Among the worst abusers are non-state actors like ISIL and other violent religious extremist groups. In Syria and Iraq, ISIL has persecuted Shia and Sunni Muslims alike, while reserving some of its worst depredations for Yazidis and Christians. From summary executions to forced conversions, rape to sexual enslavement, abducted children to destroyed houses of worship, attacks on these communities—among the oldest in the Middle East—are part of a systematic effort to erase their presence.
State actors from China to Iran to Uzbekistan continue their own assault on freedom: witness the persistent presence and gross mistreatment of prisoners of conscience.
In order to spotlight the plight of these prisoners, as well as the repressive laws and policies of the governments holding them, the Tom Lantos Human Rights Commission of the U.S. House of Representatives in conjunction with the U.S. Commission on International Religious Freedom (USCIRF), on which we serve, and Amnesty International USA, created the Defending Freedoms Project. Through this project, members of Congress select prisoners in order to call culpable governments to account and ultimately help free these prisoners.
Among these governments are those USCIRF has recommended to the State Department for designation as “countries of particular concern,” or CPCs, marking them as some of the world’s worst religious freedom abusers.

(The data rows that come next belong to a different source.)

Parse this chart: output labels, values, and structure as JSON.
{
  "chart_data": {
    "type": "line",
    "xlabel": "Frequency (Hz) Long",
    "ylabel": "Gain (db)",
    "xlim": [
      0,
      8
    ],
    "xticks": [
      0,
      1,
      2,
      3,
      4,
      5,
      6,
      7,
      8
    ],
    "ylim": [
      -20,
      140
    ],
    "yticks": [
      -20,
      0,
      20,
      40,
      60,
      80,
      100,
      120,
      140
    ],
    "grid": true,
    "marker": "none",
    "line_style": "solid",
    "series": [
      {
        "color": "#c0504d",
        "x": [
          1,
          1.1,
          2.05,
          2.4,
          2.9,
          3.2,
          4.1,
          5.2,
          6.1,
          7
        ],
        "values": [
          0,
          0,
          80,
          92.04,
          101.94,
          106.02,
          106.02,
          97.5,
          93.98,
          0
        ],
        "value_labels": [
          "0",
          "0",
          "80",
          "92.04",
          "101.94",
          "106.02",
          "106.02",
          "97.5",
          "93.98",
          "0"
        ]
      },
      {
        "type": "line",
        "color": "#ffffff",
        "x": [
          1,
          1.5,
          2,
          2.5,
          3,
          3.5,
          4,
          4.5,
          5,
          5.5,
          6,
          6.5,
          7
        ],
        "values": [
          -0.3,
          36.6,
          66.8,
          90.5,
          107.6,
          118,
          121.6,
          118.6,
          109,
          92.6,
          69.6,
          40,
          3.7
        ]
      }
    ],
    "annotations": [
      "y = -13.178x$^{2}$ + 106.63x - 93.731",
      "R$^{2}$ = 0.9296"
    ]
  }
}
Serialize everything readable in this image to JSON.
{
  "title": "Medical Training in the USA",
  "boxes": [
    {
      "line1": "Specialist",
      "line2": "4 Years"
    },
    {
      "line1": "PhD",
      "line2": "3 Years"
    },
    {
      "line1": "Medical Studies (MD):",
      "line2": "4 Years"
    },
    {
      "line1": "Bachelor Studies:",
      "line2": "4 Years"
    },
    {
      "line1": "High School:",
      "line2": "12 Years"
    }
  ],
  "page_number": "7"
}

China, for example, imposed the draconian sentence of life imprisonment on Ilham Tohti in September 2014 for “separatism,” due to his peaceful activism on behalf of his fellow Uighur Muslims, whom the government persecutes relentlessly. Tohti was an economics professor in Beijing, where he was known for his research on Uighur-Han relations as well as his activism for the implementation of regional autonomy in Xinjiang.